Yorkshire brothers, Ben and William Jowett, started building V-twin engines for cars and Scott motorcycles in 1904, and they turned to complete cars in 1910. Their most successful design, perfected after World War I, was the Jowett 7, a light, economical two-seater that was powered by a water-cooled, opposed, twin-cylinder engine. The brothers made thousands of these little cars, including, in 1928, 15 two-seater sports racer models with special doorless aluminum racing bodies, which were used primarily for publicity purposes. These were the forerunners of the great sporting Jowetts that would come in decades to follow, of which the most famous being the Javelin Sedan and Jupiter Roadster that were so successful in 1950s racing.
The car offered here began life in 1928 as a tourer, but it was rebodied as a correct replica of the 1928 Sports Racer model in the 1970s. A letter on file, which dates back to Mr. Moir’s acquisition of the Jowett, recounts that it was built by former owner John Stuart Box, a well-known and prominent Jowett Owners Club member. During this process, Box sought advice from Jowett experimental engineer Horace Grimsley, and he used almost all original Jowett parts to ensure authenticity. After its completion, the car was inspected by the British Veteran Sports Car Club and awarded eligibility for VSCC trials. It was used regularly from 1970 to 1992 and then restored, with the engine retaining its original standard pistons and bearings, which were still found to be in good condition.

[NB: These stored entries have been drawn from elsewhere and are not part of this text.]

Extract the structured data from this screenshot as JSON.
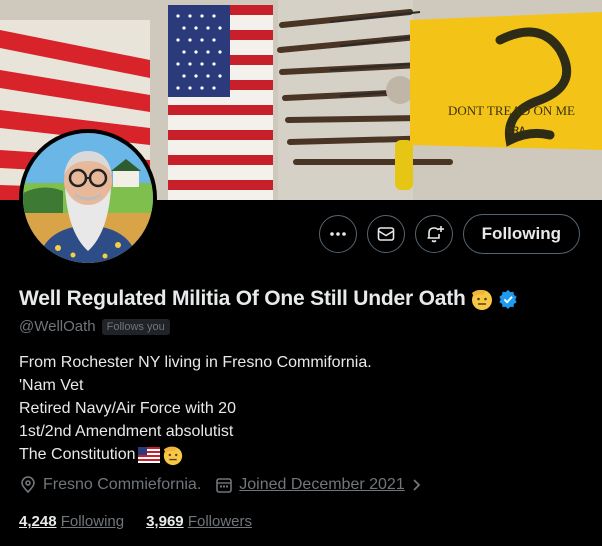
{
  "profile": {
    "display_name": "Well Regulated Militia Of One Still Under Oath",
    "handle": "@WellOath",
    "follows_you_badge": "Follows you",
    "verified": true,
    "bio_lines": [
      "From Rochester NY living in Fresno Commifornia.",
      "'Nam Vet",
      "Retired Navy/Air Force with 20",
      "1st/2nd Amendment absolutist",
      "The Constitution"
    ],
    "location": "Fresno Commiefornia.",
    "joined": "Joined December 2021",
    "following_count": "4,248",
    "following_label": "Following",
    "followers_count": "3,969",
    "followers_label": "Followers"
  },
  "actions": {
    "more_label": "More",
    "message_label": "Message",
    "notify_label": "Notifications",
    "follow_button_label": "Following"
  },
  "banner": {
    "flag_text": "DONT TREAD ON ME",
    "flag_subtext": "NRA"
  },
  "colors": {
    "background": "#000000",
    "text_primary": "#e7e9ea",
    "text_secondary": "#71767b",
    "border": "#536471",
    "verified_blue": "#1d9bf0",
    "gadsden_yellow": "#f3c417"
  },
  "icons": [
    "more-icon",
    "mail-icon",
    "bell-plus-icon",
    "verified-icon",
    "location-icon",
    "calendar-icon",
    "chevron-right-icon"
  ]
}
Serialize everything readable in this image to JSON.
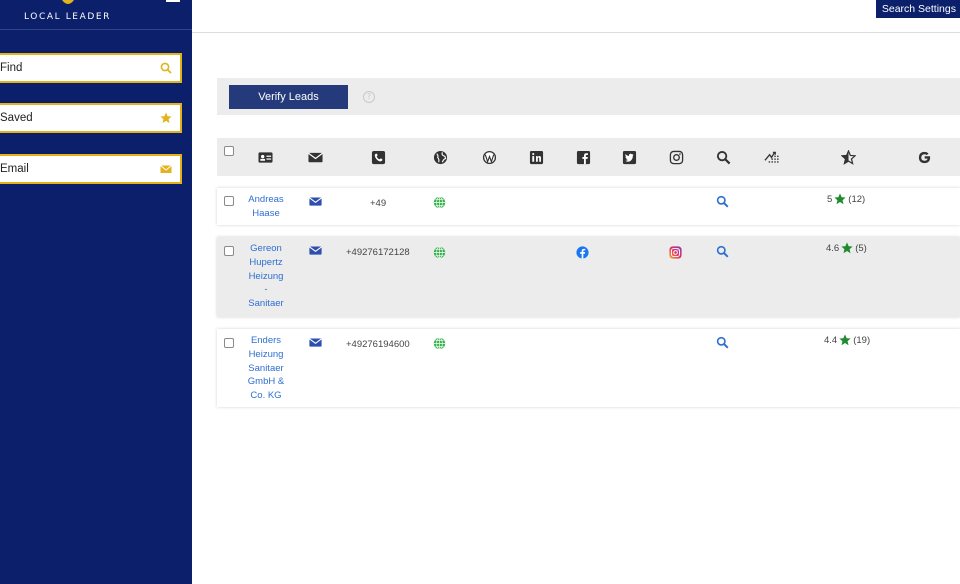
{
  "brand": {
    "name": "LOCAL LEADER"
  },
  "sidebar": {
    "items": [
      {
        "label": "Find",
        "icon": "search-icon"
      },
      {
        "label": "Saved",
        "icon": "star-icon"
      },
      {
        "label": "Email",
        "icon": "envelope-icon"
      }
    ]
  },
  "topbar": {
    "search_settings": "Search Settings"
  },
  "verify": {
    "button_label": "Verify Leads",
    "help": "?"
  },
  "table": {
    "columns": [
      "select",
      "contact-card",
      "email",
      "phone",
      "website",
      "wordpress",
      "linkedin",
      "facebook",
      "twitter",
      "instagram",
      "search",
      "ranking",
      "rating",
      "google"
    ],
    "rows": [
      {
        "name_lines": [
          "Andreas",
          "Haase"
        ],
        "phone": "+49",
        "website": true,
        "facebook": false,
        "instagram": false,
        "rating": "5",
        "reviews": "(12)"
      },
      {
        "name_lines": [
          "Gereon",
          "Hupertz",
          "Heizung",
          "-",
          "Sanitaer"
        ],
        "phone": "+49276172128",
        "website": true,
        "facebook": true,
        "instagram": true,
        "rating": "4.6",
        "reviews": "(5)"
      },
      {
        "name_lines": [
          "Enders",
          "Heizung",
          "Sanitaer",
          "GmbH &",
          "Co. KG"
        ],
        "phone": "+49276194600",
        "website": true,
        "facebook": false,
        "instagram": false,
        "rating": "4.4",
        "reviews": "(19)"
      }
    ]
  },
  "colors": {
    "sidebar_bg": "#0b1f6b",
    "accent_gold": "#e2b31d",
    "link_blue": "#2e6fd1",
    "star_green": "#1f8a2e",
    "button_navy": "#243a7a"
  }
}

John Moir, who is utterly fascinated by the Jowett opposed-twin engine’s design, considers this one of the crown jewels in his collection, and he is proud to own what he believes to be the only two-cylinder Jowett in this country. While the car is obviously wearing an older restoration, its paint and interior have actually held up well, and it was roadworthy and being driven at historic hill climbs only a few years ago, meaning that returning it to the road should be a simple proposition. It is accompanied by detailed starting instructions for the new owner, as well as some restoration documentation and British registrations.
This is a splendidly exciting little motor car, and it is one that a new American owner will almost certainly never see coming.